The introduction of Islam is less well documented. By the early thirteenth century there would almost certainly have been Muslim communities living in ports around the Straits of Malaka. Hannigan suggests that the creeping conversion could well have been a matter of “kingly pragmatism”, the need to work with the increasing number Muslim traders passing though or settled with local wives, the first converts.
It is in relatively recent times, the past 400 hundred plus years, that European powers, the Dutch, English, Portuguese, Spanish and French – named the “Spice Invaders” by Hannigan – came in search of the source and tried with varying success to monopolise the trade.

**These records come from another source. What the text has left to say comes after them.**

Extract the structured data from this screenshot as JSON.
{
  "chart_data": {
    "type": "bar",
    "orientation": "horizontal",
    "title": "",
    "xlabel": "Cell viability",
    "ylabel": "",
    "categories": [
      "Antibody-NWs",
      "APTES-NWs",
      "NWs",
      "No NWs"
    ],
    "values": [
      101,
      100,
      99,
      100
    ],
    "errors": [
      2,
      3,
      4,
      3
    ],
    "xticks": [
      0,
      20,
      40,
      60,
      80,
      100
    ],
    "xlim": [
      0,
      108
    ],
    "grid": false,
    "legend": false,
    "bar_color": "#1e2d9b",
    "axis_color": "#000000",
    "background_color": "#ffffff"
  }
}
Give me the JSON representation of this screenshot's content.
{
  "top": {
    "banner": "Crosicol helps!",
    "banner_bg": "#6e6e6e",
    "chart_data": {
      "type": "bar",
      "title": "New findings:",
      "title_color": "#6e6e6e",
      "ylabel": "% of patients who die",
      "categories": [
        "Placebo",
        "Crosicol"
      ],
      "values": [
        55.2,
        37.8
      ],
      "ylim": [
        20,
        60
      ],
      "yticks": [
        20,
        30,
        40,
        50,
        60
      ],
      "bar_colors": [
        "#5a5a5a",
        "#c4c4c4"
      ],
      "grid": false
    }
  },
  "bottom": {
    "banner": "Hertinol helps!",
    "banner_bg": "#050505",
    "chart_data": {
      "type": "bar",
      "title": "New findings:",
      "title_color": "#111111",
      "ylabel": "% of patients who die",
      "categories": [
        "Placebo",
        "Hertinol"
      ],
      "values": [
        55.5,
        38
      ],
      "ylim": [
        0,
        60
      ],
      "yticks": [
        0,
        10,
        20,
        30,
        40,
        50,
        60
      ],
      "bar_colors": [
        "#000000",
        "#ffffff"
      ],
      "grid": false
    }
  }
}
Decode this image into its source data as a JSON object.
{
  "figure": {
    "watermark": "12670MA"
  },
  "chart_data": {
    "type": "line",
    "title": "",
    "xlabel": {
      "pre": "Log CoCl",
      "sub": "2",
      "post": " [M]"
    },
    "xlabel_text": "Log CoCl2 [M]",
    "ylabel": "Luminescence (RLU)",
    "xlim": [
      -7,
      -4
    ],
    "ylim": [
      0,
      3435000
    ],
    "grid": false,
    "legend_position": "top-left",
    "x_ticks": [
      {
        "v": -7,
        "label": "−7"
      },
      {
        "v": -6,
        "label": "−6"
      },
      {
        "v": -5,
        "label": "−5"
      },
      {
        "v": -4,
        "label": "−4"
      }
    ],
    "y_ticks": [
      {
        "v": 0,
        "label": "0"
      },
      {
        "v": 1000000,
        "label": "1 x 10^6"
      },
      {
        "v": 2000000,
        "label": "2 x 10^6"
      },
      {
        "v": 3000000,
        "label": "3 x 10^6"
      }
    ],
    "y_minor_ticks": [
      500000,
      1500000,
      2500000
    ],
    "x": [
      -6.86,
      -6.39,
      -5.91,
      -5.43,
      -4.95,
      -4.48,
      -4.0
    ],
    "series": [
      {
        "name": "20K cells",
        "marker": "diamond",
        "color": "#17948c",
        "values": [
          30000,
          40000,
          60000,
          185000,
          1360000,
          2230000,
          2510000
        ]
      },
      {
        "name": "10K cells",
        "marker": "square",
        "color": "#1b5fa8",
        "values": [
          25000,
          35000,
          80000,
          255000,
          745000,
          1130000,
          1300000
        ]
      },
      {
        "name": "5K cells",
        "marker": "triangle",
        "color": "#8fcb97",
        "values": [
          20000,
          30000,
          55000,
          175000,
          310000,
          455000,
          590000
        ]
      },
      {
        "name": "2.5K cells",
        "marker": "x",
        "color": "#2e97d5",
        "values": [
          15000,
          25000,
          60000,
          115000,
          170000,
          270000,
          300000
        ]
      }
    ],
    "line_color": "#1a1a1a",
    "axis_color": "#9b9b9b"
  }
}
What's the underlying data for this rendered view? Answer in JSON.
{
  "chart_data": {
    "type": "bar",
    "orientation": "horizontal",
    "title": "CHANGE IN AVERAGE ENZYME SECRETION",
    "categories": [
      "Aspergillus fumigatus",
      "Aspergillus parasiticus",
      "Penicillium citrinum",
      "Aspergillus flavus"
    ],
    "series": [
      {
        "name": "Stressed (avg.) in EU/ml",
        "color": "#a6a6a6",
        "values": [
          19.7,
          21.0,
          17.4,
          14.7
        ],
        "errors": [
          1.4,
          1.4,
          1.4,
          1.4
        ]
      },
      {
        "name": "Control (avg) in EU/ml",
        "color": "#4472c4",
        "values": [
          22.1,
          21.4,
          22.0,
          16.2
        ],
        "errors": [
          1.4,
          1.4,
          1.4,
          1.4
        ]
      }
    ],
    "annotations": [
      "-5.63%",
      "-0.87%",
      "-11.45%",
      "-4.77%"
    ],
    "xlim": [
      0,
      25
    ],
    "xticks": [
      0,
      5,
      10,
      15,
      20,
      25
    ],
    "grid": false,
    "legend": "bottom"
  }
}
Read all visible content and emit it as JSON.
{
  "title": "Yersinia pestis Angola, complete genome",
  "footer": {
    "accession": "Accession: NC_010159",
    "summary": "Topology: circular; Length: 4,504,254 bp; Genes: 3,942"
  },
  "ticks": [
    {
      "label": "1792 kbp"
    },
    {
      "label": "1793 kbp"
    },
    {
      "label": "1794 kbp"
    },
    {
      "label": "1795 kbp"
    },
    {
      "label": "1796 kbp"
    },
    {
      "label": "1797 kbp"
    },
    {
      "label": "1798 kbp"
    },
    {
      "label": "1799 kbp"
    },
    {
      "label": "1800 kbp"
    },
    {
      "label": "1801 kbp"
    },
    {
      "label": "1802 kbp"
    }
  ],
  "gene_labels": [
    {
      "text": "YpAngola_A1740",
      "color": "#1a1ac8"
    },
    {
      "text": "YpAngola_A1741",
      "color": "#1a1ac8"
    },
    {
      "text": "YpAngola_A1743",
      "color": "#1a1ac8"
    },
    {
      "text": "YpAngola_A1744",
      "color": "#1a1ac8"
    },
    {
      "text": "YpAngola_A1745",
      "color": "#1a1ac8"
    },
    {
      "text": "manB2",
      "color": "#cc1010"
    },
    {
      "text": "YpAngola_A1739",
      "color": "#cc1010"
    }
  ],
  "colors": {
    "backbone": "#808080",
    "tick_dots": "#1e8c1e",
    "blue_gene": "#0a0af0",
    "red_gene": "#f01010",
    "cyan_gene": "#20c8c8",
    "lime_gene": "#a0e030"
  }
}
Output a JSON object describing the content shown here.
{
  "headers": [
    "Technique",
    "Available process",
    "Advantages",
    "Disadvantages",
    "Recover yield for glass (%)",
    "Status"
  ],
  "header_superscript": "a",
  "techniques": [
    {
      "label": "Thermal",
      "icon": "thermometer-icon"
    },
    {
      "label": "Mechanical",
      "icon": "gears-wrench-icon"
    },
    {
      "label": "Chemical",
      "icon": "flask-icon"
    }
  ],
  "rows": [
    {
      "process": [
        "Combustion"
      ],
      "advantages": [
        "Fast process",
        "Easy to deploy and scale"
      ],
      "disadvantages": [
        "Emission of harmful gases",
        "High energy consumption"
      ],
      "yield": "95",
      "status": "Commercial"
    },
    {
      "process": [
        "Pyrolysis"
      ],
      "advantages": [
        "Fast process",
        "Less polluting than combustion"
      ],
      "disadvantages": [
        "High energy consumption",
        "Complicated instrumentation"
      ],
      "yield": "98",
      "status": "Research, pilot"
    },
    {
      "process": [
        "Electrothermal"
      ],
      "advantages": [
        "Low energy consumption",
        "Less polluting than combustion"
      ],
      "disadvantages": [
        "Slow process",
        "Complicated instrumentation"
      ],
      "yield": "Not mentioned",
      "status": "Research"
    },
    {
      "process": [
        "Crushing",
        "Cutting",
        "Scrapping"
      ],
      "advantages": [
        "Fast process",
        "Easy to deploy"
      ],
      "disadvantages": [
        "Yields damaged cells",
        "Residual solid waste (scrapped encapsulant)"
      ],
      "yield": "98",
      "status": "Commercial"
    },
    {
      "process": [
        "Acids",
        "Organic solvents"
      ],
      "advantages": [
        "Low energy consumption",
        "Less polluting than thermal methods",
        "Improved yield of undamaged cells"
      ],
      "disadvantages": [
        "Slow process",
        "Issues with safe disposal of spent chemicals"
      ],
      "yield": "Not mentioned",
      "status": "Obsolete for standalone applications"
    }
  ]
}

However, events ‘back home’ were to lead to what is now an independent Indonesia
The storming of the Bastille in 1789 and the start of the French Revolution lead in political and economic terms to what has been termed ‘Age of Enlightenment’.
Out of this came the idea of European intellectual and moral superiority and the spurious moral imperative – the idea that “we know what’s best for them” and the contemptuous notions of the ‘ignorant native’ and the ‘Asiatic despot’.
One may surmise that the ‘inferiority complex’ engendered remains in the national psyche, and is the fundamental reason for the current rise in nationalism.
Sukarno once said: “Never forget your history.”
To which I would add “especially that not written by the winners.” At the book launch in Jakarta I suggested that this ‘Brief History’ should be translated into Indonesian as an all-purpose supplement to the bleak and shallow versions of national history ‘approved’ by successive governments.
Note: Tim Hannigan’s Raffles book has recently been translated into Indonesian and is available in Gramedia.